This repository is an official PyTorch implementation of the paper "EWT: Efficient Wavelet-Transformer for Single Image Denoising" from NN 2024.
Transformer-based image denoising methods have achieved encouraging results in the past year. However, Transformers must use linear operations to model long-range dependencies, which greatly increases model inference time and consumes GPU storage space. Compared with convolutional neural network-based methods, current Transformer-based image denoising methods cannot achieve a balance between performance improvement and resource consumption. In this paper, we propose an Efficient Wavelet Transformer (EWT) for image denoising. Specifically, we use Discrete Wavelet Transform (DWT) and Inverse Wavelet Transform (IWT) for downsampling and upsampling, respectively. This method can fully preserve the image features while reducing the image resolution, thereby greatly reducing the device resource consumption of the Transformer model. Furthermore, we propose a novel Two-Stream Feature Extraction Block (DFEB) to extract image features at different levels, which can further reduce model inference time and GPU memory usage. Experiments show that our method speeds up the original Transformer by more than 80%, reduces GPU memory usage by more than 60%, and achieves excellent denoising results. All code will be public.
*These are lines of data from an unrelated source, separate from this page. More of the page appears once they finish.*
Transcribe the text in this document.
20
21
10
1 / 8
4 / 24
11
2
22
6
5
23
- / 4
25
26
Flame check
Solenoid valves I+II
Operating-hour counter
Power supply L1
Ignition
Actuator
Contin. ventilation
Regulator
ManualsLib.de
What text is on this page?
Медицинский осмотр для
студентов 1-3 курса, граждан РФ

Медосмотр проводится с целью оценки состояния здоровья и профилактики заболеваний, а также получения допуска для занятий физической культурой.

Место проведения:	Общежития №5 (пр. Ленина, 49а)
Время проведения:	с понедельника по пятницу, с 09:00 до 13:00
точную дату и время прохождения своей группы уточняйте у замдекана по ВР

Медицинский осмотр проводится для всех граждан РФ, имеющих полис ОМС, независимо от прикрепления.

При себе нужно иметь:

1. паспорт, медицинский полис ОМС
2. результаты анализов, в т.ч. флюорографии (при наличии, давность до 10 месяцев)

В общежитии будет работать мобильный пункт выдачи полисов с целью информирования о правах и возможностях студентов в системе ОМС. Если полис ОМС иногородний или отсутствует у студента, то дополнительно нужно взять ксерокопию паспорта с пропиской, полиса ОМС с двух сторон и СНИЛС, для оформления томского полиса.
We provide scripts for reproducing all the results from our paper. You can train your model from scratch, or use a pre-trained model to enlarge your images.
- Python 3.8
- PyTorch >= 1.7.1
- numpy
- skimage
- imageio
- matplotlib
- tqdm
We use DIV2K dataset as clear images to train our model. Please download it from here or SNU_CVLab. Put all clear images into the dataset/DIV2K/DIV2K_train_HR. As for noisy images, we use Matlab/generate_noise.m to generate noisy images and put them into the dataset/DIV2K/DIV2K_train_LR_bicubic/x1.
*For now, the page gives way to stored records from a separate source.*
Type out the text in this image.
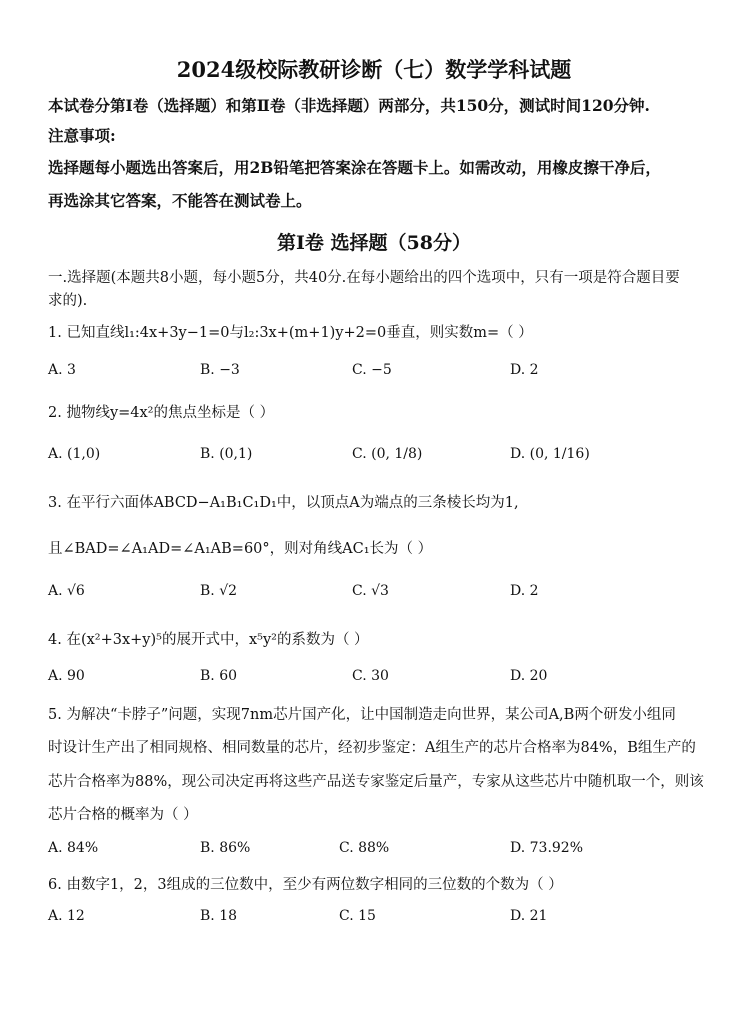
2024级校际教研诊断（七）数学学科试题
本试卷分第Ⅰ卷（选择题）和第Ⅱ卷（非选择题）两部分，共150分，测试时间120分钟.
注意事项:
选择题每小题选出答案后，用2B铅笔把答案涂在答题卡上。如需改动，用橡皮擦干净后，
再选涂其它答案，不能答在测试卷上。
第Ⅰ卷 选择题（58分）
一.选择题(本题共8小题，每小题5分，共40分.在每小题给出的四个选项中，只有一项是符合题目要
求的).
1. 已知直线l₁:4x+3y−1=0与l₂:3x+(m+1)y+2=0垂直，则实数m=（ ）
A. 3	B. −3	C. −5	D. 2
2. 抛物线y=4x²的焦点坐标是（ ）
A. (1,0)	B. (0,1)	C. (0, 1/8)	D. (0, 1/16)
3. 在平行六面体ABCD−A₁B₁C₁D₁中，以顶点A为端点的三条棱长均为1,
且∠BAD=∠A₁AD=∠A₁AB=60°，则对角线AC₁长为（ ）
A. √6	B. √2	C. √3	D. 2
4. 在(x²+3x+y)⁵的展开式中，x⁵y²的系数为（ ）
A. 90	B. 60	C. 30	D. 20
5. 为解决“卡脖子”问题，实现7nm芯片国产化，让中国制造走向世界，某公司A,B两个研发小组同
时设计生产出了相同规格、相同数量的芯片，经初步鉴定：A组生产的芯片合格率为84%，B组生产的
芯片合格率为88%，现公司决定再将这些产品送专家鉴定后量产，专家从这些芯片中随机取一个，则该
芯片合格的概率为（ ）
A. 84%	B. 86%	C. 88%	D. 73.92%
6. 由数字1，2，3组成的三位数中，至少有两位数字相同的三位数的个数为（ ）
A. 12	B. 18	C. 15	D. 21
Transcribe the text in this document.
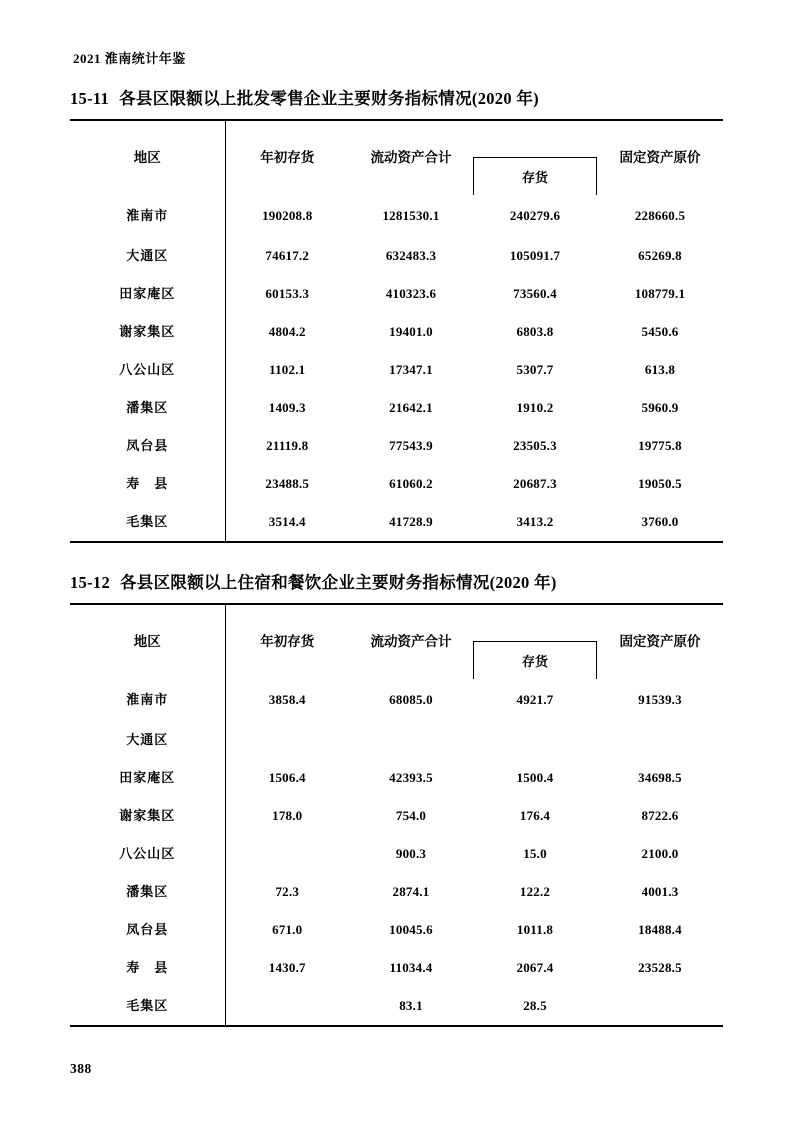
2021 淮南统计年鉴
15-11 各县区限额以上批发零售企业主要财务指标情况(2020 年)
地区	年初存货	流动资产合计	存货	固定资产原价

淮南市	190208.8	1281530.1	240279.6	228660.5
大通区	74617.2	632483.3	105091.7	65269.8
田家庵区	60153.3	410323.6	73560.4	108779.1
谢家集区	4804.2	19401.0	6803.8	5450.6
八公山区	1102.1	17347.1	5307.7	613.8
潘集区	1409.3	21642.1	1910.2	5960.9
凤台县	21119.8	77543.9	23505.3	19775.8
寿　县	23488.5	61060.2	20687.3	19050.5
毛集区	3514.4	41728.9	3413.2	3760.0
15-12 各县区限额以上住宿和餐饮企业主要财务指标情况(2020 年)
地区	年初存货	流动资产合计	存货	固定资产原价

淮南市	3858.4	68085.0	4921.7	91539.3
大通区				
田家庵区	1506.4	42393.5	1500.4	34698.5
谢家集区	178.0	754.0	176.4	8722.6
八公山区		900.3	15.0	2100.0
潘集区	72.3	2874.1	122.2	4001.3
凤台县	671.0	10045.6	1011.8	18488.4
寿　县	1430.7	11034.4	2067.4	23528.5
毛集区		83.1	28.5	
388
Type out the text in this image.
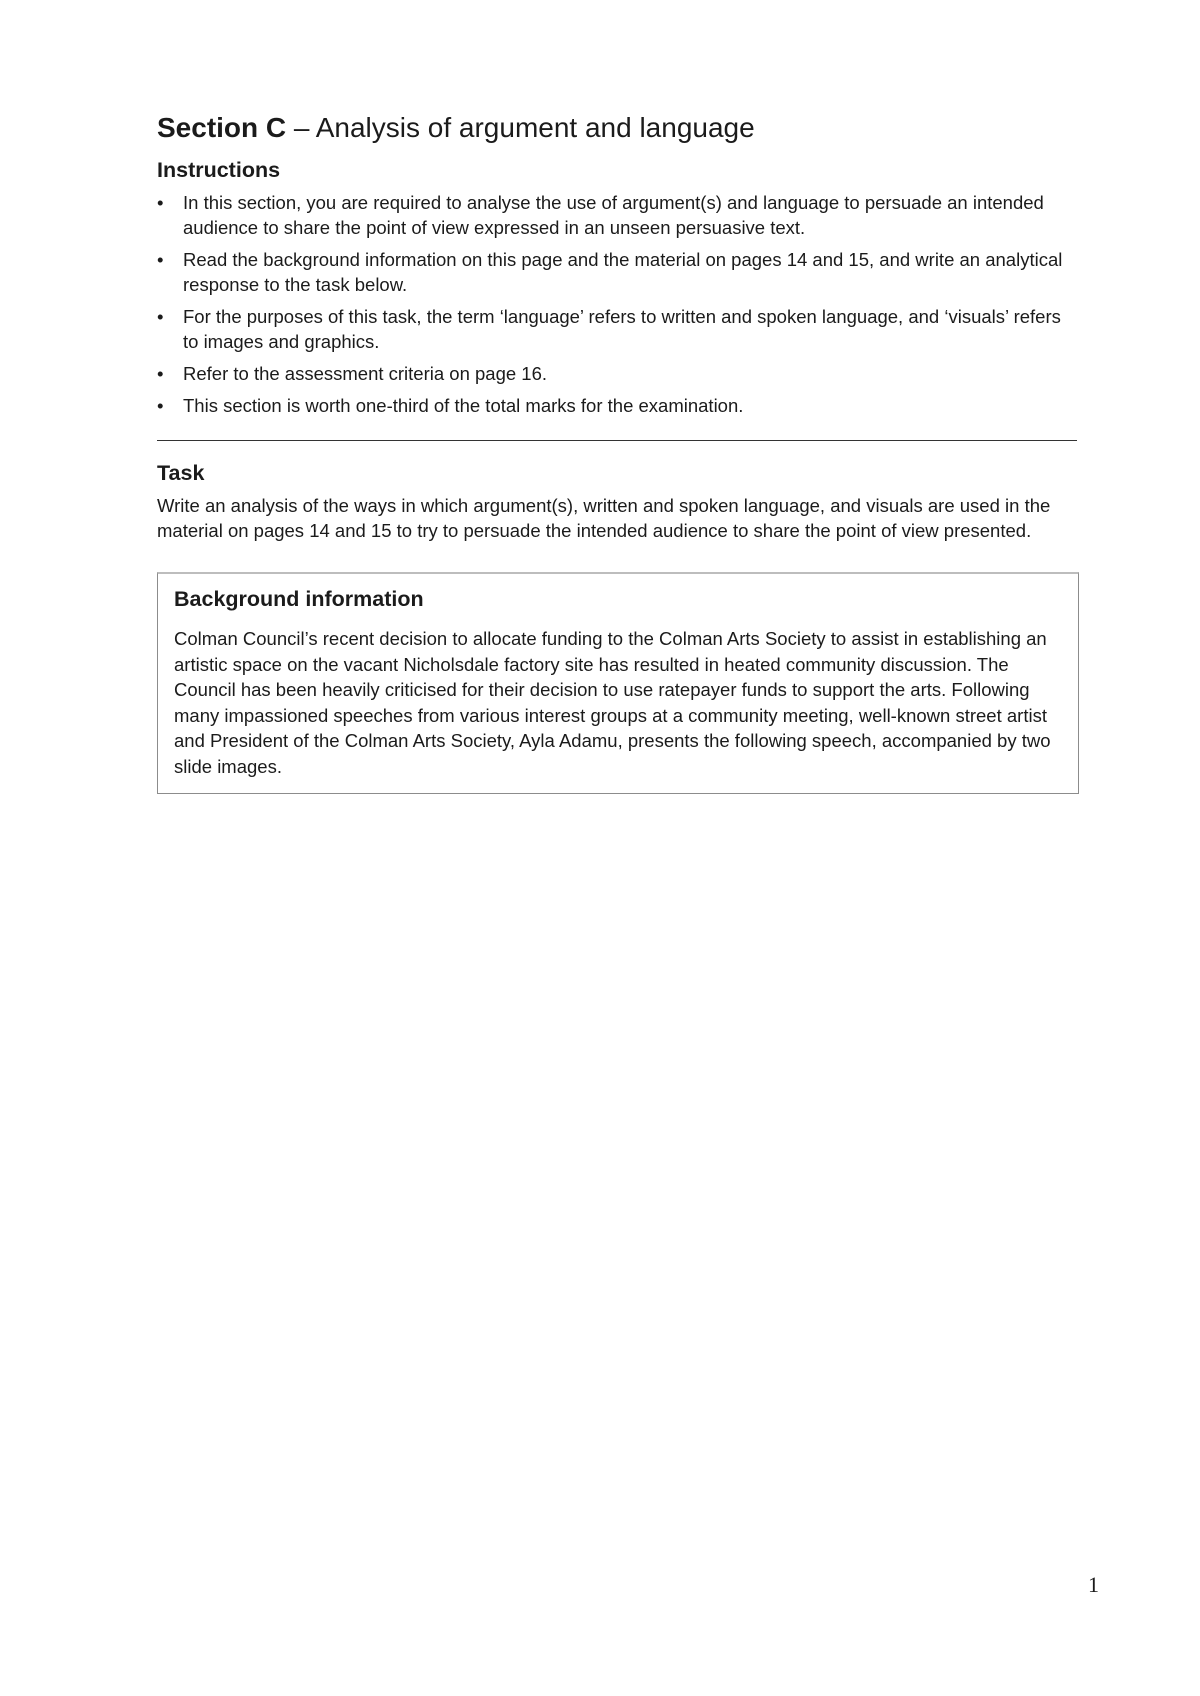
Section C – Analysis of argument and language
Instructions
•	In this section, you are required to analyse the use of argument(s) and language to persuade an intended audience to share the point of view expressed in an unseen persuasive text.
•	Read the background information on this page and the material on pages 14 and 15, and write an analytical response to the task below.
•	For the purposes of this task, the term ‘language’ refers to written and spoken language, and ‘visuals’ refers to images and graphics.
•	Refer to the assessment criteria on page 16.
•	This section is worth one-third of the total marks for the examination.
Task

Write an analysis of the ways in which argument(s), written and spoken language, and visuals are used in the material on pages 14 and 15 to try to persuade the intended audience to share the point of view presented.

Background information

Colman Council’s recent decision to allocate funding to the Colman Arts Society to assist in establishing an artistic space on the vacant Nicholsdale factory site has resulted in heated community discussion. The Council has been heavily criticised for their decision to use ratepayer funds to support the arts. Following many impassioned speeches from various interest groups at a community meeting, well-known street artist and President of the Colman Arts Society, Ayla Adamu, presents the following speech, accompanied by two slide images.

1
When testing, you can put the clear images and noisy images of the test set into dataset/DIV2K/DIV2K_train_HR and dataset/DIV2K/DIV2K_train_LR_bicubic/x1 respectively
##Training
Using --ext sep_reset argument on your first running.
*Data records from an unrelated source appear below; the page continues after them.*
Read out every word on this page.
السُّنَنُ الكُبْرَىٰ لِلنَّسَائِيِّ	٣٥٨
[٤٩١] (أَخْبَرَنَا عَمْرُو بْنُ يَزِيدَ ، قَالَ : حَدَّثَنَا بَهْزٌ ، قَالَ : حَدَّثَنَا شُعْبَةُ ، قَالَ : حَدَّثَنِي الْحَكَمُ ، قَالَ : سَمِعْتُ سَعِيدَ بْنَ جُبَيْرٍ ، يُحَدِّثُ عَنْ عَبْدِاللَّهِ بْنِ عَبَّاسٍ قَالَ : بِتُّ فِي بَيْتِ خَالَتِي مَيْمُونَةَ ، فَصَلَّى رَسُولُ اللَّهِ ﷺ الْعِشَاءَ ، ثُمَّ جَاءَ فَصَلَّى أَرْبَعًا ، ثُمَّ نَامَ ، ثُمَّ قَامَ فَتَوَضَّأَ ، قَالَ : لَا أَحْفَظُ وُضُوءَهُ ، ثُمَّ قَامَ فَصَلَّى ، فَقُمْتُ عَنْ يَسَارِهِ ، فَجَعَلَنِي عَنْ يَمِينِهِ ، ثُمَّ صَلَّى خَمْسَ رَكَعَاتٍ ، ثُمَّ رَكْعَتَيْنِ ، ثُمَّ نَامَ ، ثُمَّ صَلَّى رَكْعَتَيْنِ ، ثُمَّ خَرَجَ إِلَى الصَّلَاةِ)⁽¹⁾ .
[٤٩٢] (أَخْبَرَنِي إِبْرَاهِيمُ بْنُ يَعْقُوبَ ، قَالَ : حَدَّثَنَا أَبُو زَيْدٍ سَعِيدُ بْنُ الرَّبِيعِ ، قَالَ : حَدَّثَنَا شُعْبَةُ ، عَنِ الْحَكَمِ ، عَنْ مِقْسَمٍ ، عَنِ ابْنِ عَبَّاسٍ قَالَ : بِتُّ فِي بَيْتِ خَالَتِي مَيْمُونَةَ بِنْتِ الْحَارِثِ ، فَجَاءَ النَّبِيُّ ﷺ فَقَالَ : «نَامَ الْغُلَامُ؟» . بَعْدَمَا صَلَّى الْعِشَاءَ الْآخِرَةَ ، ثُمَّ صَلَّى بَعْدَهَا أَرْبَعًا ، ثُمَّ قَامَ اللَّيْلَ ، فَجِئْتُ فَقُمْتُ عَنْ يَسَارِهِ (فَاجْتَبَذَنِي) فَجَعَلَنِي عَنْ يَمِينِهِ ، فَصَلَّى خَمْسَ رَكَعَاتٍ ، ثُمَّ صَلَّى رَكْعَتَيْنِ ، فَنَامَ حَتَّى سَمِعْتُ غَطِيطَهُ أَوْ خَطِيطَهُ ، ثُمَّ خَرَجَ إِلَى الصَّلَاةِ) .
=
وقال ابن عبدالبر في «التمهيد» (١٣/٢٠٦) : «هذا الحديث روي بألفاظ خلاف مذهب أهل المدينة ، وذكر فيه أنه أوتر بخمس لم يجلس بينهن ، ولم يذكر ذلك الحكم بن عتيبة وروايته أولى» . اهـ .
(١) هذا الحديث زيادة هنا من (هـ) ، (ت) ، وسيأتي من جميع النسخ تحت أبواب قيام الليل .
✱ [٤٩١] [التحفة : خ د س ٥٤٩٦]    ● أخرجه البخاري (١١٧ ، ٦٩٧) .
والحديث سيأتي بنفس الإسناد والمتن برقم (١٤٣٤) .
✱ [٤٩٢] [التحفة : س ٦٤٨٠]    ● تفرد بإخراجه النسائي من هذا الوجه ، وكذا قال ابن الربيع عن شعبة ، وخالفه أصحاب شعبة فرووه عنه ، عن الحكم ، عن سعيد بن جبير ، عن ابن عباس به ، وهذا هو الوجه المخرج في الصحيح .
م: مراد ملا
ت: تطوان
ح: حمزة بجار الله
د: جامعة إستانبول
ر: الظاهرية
You can skip the decoding part and use saved binaries with --ext sep argument in second time.
## train
python main.py --scale 1 --patch_size 176 --save ewt --ext sep_reset
##Testing All pre-trained model should be put into experiment/ first.
## test
python main.py --data_test DIV2K --data_range 1-24 --scale 1 --pre_train your_path/EWT/experiment/model_name/model/model_best.pt --test_only --save_results --ext sep_reset
After the above command is run, a file named test will be generated in experiment/, where you can view the noise-removed image.